Department of Radiation Oncology (Maastro), GROW School for Oncology and Reproduction, Maastricht University Medical Centre+, Maastricht, The Netherlands.
Clinical Data Science, Maastricht University, Maastricht, The Netherlands.
Sci Rep. 2023 Oct 24;13(1):18176. doi: 10.1038/s41598-023-45486-5.
In the past decade, there has been a sharp increase in publications describing applications of convolutional neural networks (CNNs) in medical image analysis. However, recent reviews have warned of the lack of reproducibility of most such studies, which has impeded closer examination of the models and, in turn, their implementation in healthcare. On the other hand, the performance of these models is highly dependent on decisions on architecture and image pre-processing. In this work, we assess the reproducibility of three studies that use CNNs for head and neck cancer outcome prediction by attempting to reproduce the published results. In addition, we propose a new network structure and assess the impact of image pre-processing and model selection criteria on performance. We used two publicly available datasets: one with 298 patients for training and validation and another with 137 patients from a different institute for testing.

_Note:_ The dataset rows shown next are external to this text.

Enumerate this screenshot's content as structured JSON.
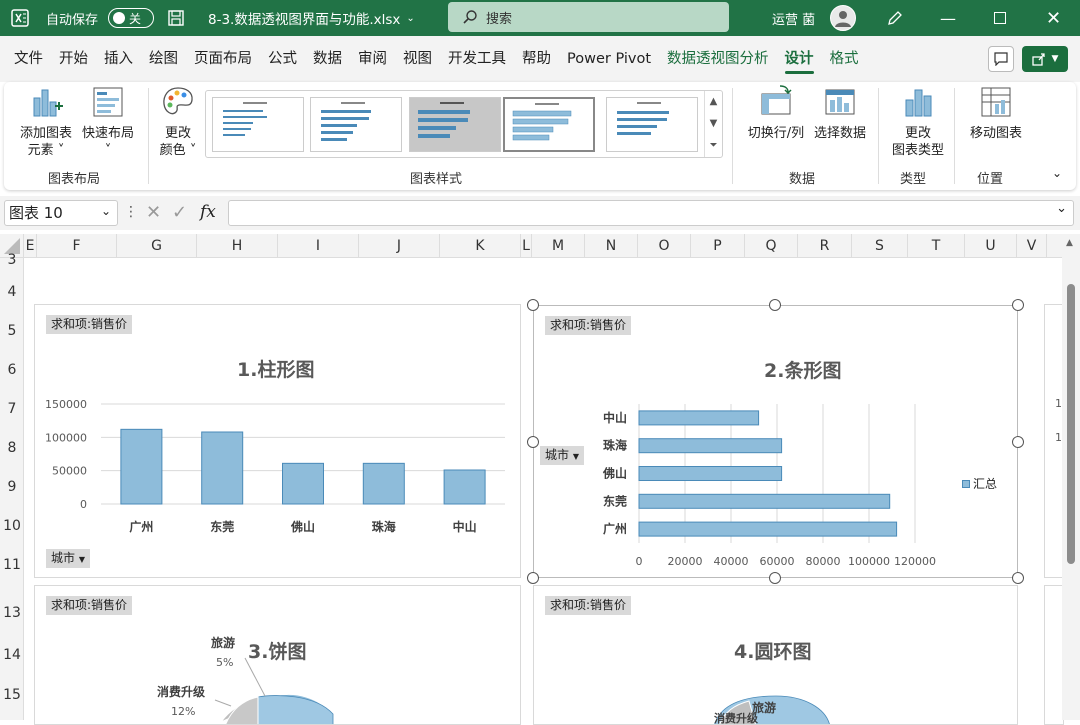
{
  "titlebar": {
    "autosave_label": "自动保存",
    "autosave_state": "关",
    "filename": "8-3.数据透视图界面与功能.xlsx",
    "search_placeholder": "搜索",
    "user": "运营 菌"
  },
  "menu": {
    "items": [
      "文件",
      "开始",
      "插入",
      "绘图",
      "页面布局",
      "公式",
      "数据",
      "审阅",
      "视图",
      "开发工具",
      "帮助",
      "Power Pivot",
      "数据透视图分析",
      "设计",
      "格式"
    ]
  },
  "ribbon": {
    "add_element_1": "添加图表",
    "add_element_2": "元素",
    "quick_layout": "快速布局",
    "change_color_1": "更改",
    "change_color_2": "颜色",
    "switch_rowcol": "切换行/列",
    "select_data": "选择数据",
    "change_type_1": "更改",
    "change_type_2": "图表类型",
    "move_chart": "移动图表",
    "group_layout": "图表布局",
    "group_styles": "图表样式",
    "group_data": "数据",
    "group_type": "类型",
    "group_location": "位置"
  },
  "formula": {
    "namebox": "图表 10",
    "fx": "fx"
  },
  "columns": [
    "E",
    "F",
    "G",
    "H",
    "I",
    "J",
    "K",
    "L",
    "M",
    "N",
    "O",
    "P",
    "Q",
    "R",
    "S",
    "T",
    "U",
    "V"
  ],
  "rows": [
    "3",
    "4",
    "5",
    "6",
    "7",
    "8",
    "9",
    "10",
    "11",
    "13",
    "14",
    "15"
  ],
  "colors": {
    "accent": "#217346",
    "bar_fill": "#8ebcda",
    "bar_stroke": "#4a8ab8"
  },
  "charts": {
    "c1": {
      "field": "求和项:销售价",
      "title": "1.柱形图",
      "axis_field": "城市"
    },
    "c2": {
      "field": "求和项:销售价",
      "title": "2.条形图",
      "axis_field": "城市",
      "legend": "汇总"
    },
    "c3": {
      "field": "求和项:销售价",
      "title": "3.饼图",
      "label_tour": "旅游",
      "label_tour_pct": "5%",
      "label_upgrade": "消费升级",
      "label_upgrade_pct": "12%"
    },
    "c4": {
      "field": "求和项:销售价",
      "title": "4.圆环图",
      "label_tour": "旅游",
      "label_upgrade": "消费升级"
    },
    "right_edge": [
      "1",
      "1"
    ]
  },
  "chart_data": [
    {
      "type": "bar",
      "title": "1.柱形图",
      "categories": [
        "广州",
        "东莞",
        "佛山",
        "珠海",
        "中山"
      ],
      "values": [
        112000,
        108000,
        61000,
        61000,
        51000
      ],
      "ylim": [
        0,
        150000
      ],
      "yticks": [
        0,
        50000,
        100000,
        150000
      ]
    },
    {
      "type": "bar",
      "orientation": "horizontal",
      "title": "2.条形图",
      "categories": [
        "广州",
        "东莞",
        "佛山",
        "珠海",
        "中山"
      ],
      "values": [
        112000,
        109000,
        62000,
        62000,
        52000
      ],
      "xlim": [
        0,
        120000
      ],
      "xticks": [
        0,
        20000,
        40000,
        60000,
        80000,
        100000,
        120000
      ],
      "legend": [
        "汇总"
      ],
      "legend_position": "right"
    }
  ]
}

All three studies failed to report elements required to reproduce their results thoroughly, mainly the image pre-processing steps and the random seed. Our model either outperforms or achieves similar performance to the existing models with considerably fewer parameters. We also observed that the pre-processing efforts significantly impact the model's performance and that some model selection criteria may lead to suboptimal models. Although there have been improvements in the reproducibility of deep learning models, our work suggests that wider implementation of reporting standards is required to avoid a reproducibility crisis.
在过去的十年中,描述卷积神经网络(CNN)在医学图像分析中的应用的出版物数量急剧增加。然而,最近的评论警告称,大多数此类研究缺乏可重复性,这阻碍了对模型的更仔细检查,进而阻碍了它们在医疗保健中的实施。另一方面,这些模型的性能高度依赖于架构和图像预处理的决策。在这项工作中,我们通过尝试重现已发表的结果来评估三篇使用 CNN 进行头颈部癌症预后预测的研究的可重复性。此外,我们提出了一种新的网络结构,并评估了图像预处理和模型选择标准对性能的影响。我们使用了两个公开可用的数据集:一个包含 298 名患者用于训练和验证,另一个包含来自另一个研究所的 137 名患者用于测试。三篇研究均未报告全面重现其结果所需的要素,主要是图像预处理步骤和随机种子。我们的模型表现要么优于现有模型,要么表现相当,而参数却少得多。我们还观察到预处理工作对模型性能有重大影响,并且某些模型选择标准可能导致次优模型。尽管深度学习模型的可重复性已经有所提高,但我们的工作表明,需要更广泛地实施报告标准,以避免可重复性危机。